21 Kasım 2012 Çarşamba

Yeni Dünya Düzeni: Amerika'da Köleliğin Kaldırılması

Amerikanın köleliği kaldırması ne kadar iyi niyet taşır? 
Çoğu zaman dünyanın en önemli bilgilerinden biri gibi görünen şeylerin ardında başka şey/ler gizlidir.
Amerika’da köleliğin kaldırılması hikayesinin ne kadar güzel bir sebeple yapıldığı anlatılsa da işin aslı öyle değildir. Köleliği kaldıran Lincoln’ün ne kadar cesur ve özgürlük sevdalısı biri olduğu anlatılırsa anlatılsın o işin de aslı öyle değildir. 
Amerika’da köleliğin kaldırılması demek yeni bir köleliğin yerleştirilmesi şartına bağlı olarak gerçekleşmiştir. Sabit kölelik seyyar köleliğe dönüşmüştür. Toprak ağasının satın aldığı ve mülküne kattığı köle, gerçeklik değiştirerek sanayi brujuvazisinin istihdamına mecbur kalan sefillere dönüştürüldü. 
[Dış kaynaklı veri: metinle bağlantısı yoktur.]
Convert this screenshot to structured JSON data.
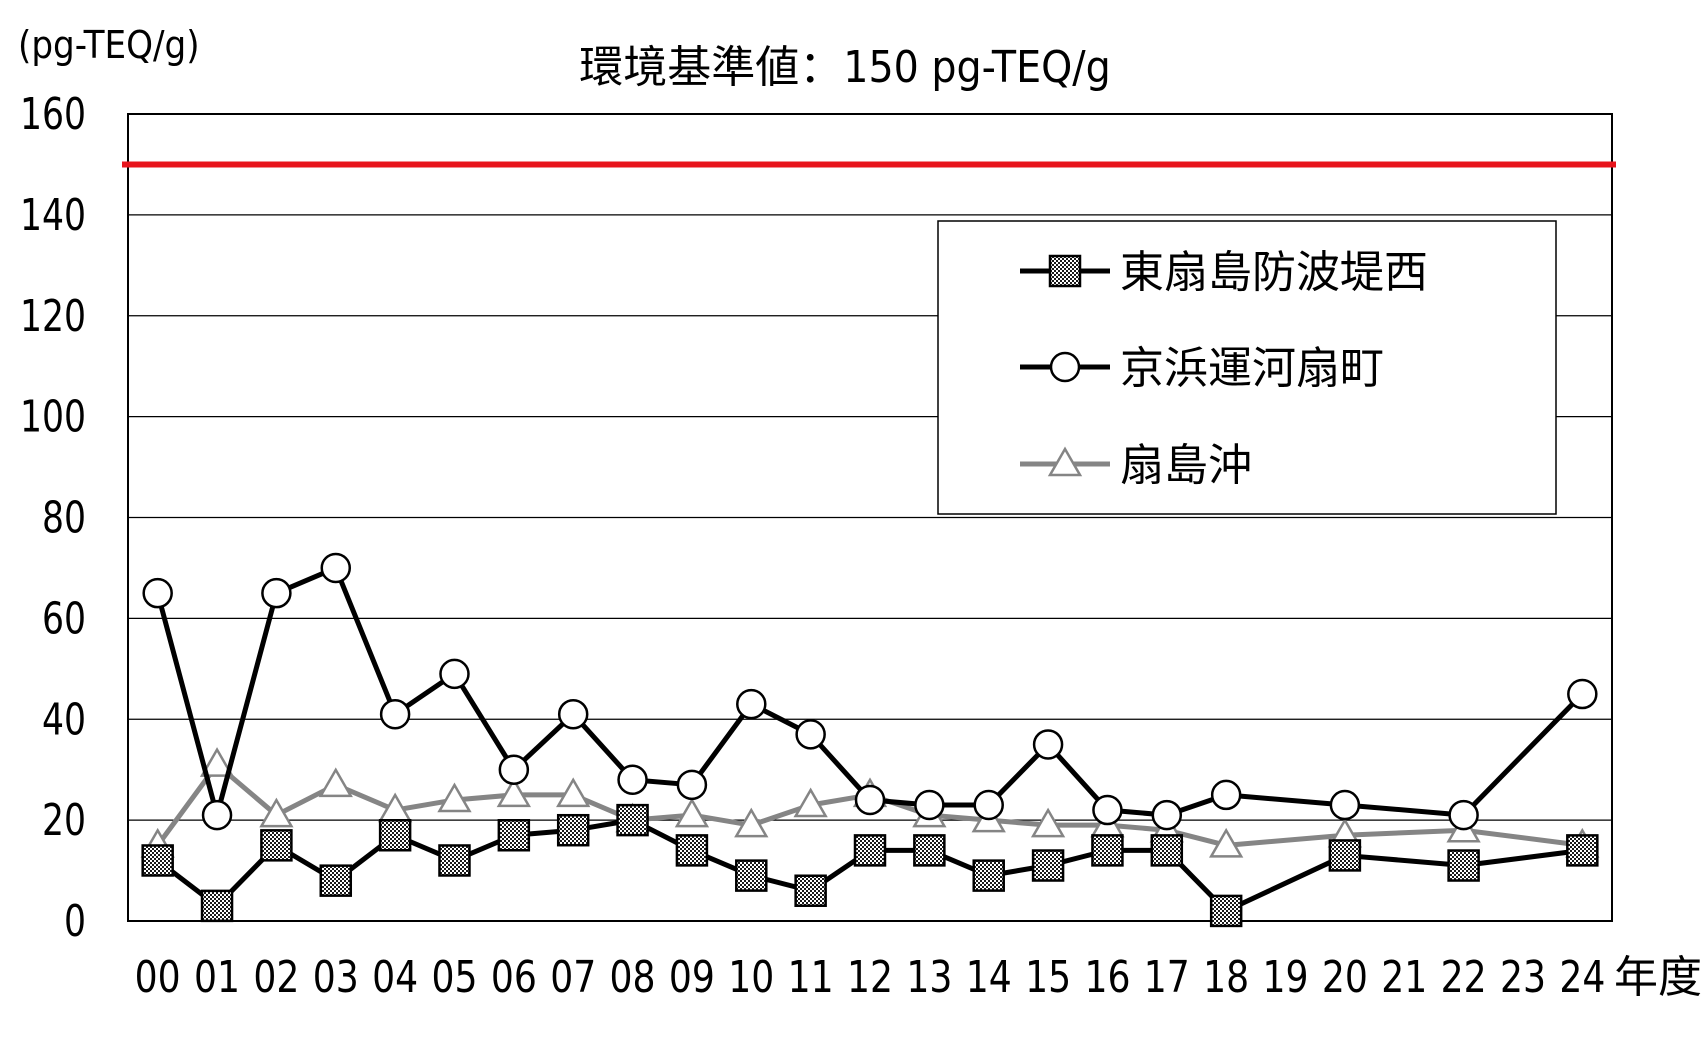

Amerika’da köleliğin kaldırılması Kuzey-Güney savaşını içine alır, Lincoln-Jafferson Davis mücadelesini içine alır (yazının sonuna doğru bu mücadeleden kısaca bahsedeceğim), yeni dünya düzeninin tesisi mücadelesini içine alır.
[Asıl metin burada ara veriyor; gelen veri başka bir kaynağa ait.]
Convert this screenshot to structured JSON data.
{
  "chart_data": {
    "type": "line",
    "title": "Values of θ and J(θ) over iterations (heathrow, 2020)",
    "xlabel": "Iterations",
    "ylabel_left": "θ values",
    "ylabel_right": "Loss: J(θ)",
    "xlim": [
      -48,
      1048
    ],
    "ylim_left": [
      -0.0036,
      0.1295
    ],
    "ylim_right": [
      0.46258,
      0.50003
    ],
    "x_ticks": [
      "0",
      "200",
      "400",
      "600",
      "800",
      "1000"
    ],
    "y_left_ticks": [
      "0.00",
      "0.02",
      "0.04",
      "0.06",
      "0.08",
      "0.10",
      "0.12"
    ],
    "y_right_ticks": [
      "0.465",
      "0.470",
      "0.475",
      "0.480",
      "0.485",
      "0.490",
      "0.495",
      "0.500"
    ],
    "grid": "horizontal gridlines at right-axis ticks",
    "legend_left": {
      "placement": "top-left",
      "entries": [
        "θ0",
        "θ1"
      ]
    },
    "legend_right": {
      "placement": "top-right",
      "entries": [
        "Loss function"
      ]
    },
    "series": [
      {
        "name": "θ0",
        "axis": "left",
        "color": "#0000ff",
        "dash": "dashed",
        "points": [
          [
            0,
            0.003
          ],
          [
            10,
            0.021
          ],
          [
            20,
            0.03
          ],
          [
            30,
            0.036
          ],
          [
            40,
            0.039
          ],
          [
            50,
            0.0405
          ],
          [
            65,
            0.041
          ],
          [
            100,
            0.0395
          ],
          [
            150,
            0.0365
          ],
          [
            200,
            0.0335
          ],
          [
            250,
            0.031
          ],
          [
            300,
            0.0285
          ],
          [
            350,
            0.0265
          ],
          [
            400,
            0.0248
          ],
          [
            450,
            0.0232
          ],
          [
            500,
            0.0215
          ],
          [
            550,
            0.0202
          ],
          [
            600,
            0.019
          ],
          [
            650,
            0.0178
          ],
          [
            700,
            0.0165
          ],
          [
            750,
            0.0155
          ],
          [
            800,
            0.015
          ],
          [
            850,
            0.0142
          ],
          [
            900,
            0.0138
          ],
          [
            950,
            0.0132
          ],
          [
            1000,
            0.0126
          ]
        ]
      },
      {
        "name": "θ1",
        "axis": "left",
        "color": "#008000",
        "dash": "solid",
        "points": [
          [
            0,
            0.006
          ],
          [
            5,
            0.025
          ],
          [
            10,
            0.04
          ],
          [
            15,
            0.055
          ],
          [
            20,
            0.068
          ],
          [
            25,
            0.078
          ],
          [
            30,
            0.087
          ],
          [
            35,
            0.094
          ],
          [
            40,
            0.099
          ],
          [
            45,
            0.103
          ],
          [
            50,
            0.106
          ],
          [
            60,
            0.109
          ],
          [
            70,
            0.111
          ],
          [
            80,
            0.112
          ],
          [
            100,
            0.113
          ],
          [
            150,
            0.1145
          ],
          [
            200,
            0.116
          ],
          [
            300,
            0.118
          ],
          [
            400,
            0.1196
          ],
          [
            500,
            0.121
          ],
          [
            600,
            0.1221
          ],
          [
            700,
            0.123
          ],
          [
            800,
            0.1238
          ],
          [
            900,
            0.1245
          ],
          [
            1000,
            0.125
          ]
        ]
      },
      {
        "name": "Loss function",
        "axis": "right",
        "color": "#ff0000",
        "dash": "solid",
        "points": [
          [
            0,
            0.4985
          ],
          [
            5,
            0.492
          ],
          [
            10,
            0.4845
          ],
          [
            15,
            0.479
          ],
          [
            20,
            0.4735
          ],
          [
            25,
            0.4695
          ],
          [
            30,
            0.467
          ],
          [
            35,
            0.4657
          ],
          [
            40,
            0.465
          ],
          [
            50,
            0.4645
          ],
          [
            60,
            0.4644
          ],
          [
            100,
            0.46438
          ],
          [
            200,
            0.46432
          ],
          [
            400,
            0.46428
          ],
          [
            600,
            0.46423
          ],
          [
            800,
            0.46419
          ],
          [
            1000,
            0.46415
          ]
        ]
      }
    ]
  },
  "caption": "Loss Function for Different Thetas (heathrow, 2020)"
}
Seçme hakkı olmayan ve tek bir kişiye ait olan kölelik yerini seçme hakkı olan ve kendi efendisini kendi seçebileceği (hür!) köleliğe dönüştü. Daha önce efendisi tarafından iyi-kötü yemek ve barınak temin edilen kölelerin yerini, efendisi tarafından vereceği iki kuruşla nerede yaşayacağını bile bilemeyen (hür!) işçiler aldı. Daha önce kendi efendisinden başka bir efendi tarafından ezilmeyen hatta ezilmesine müsaade edilmeyen kölelerin yerini tüm brujuvaların istediği gibi ezeceği işçi aldı. Önüne bir ömrü ipotek altına alacak hedefler ve çalışma zorunluluğu konan (hür!) kölelik zorunlu köleliğe tercih edildi.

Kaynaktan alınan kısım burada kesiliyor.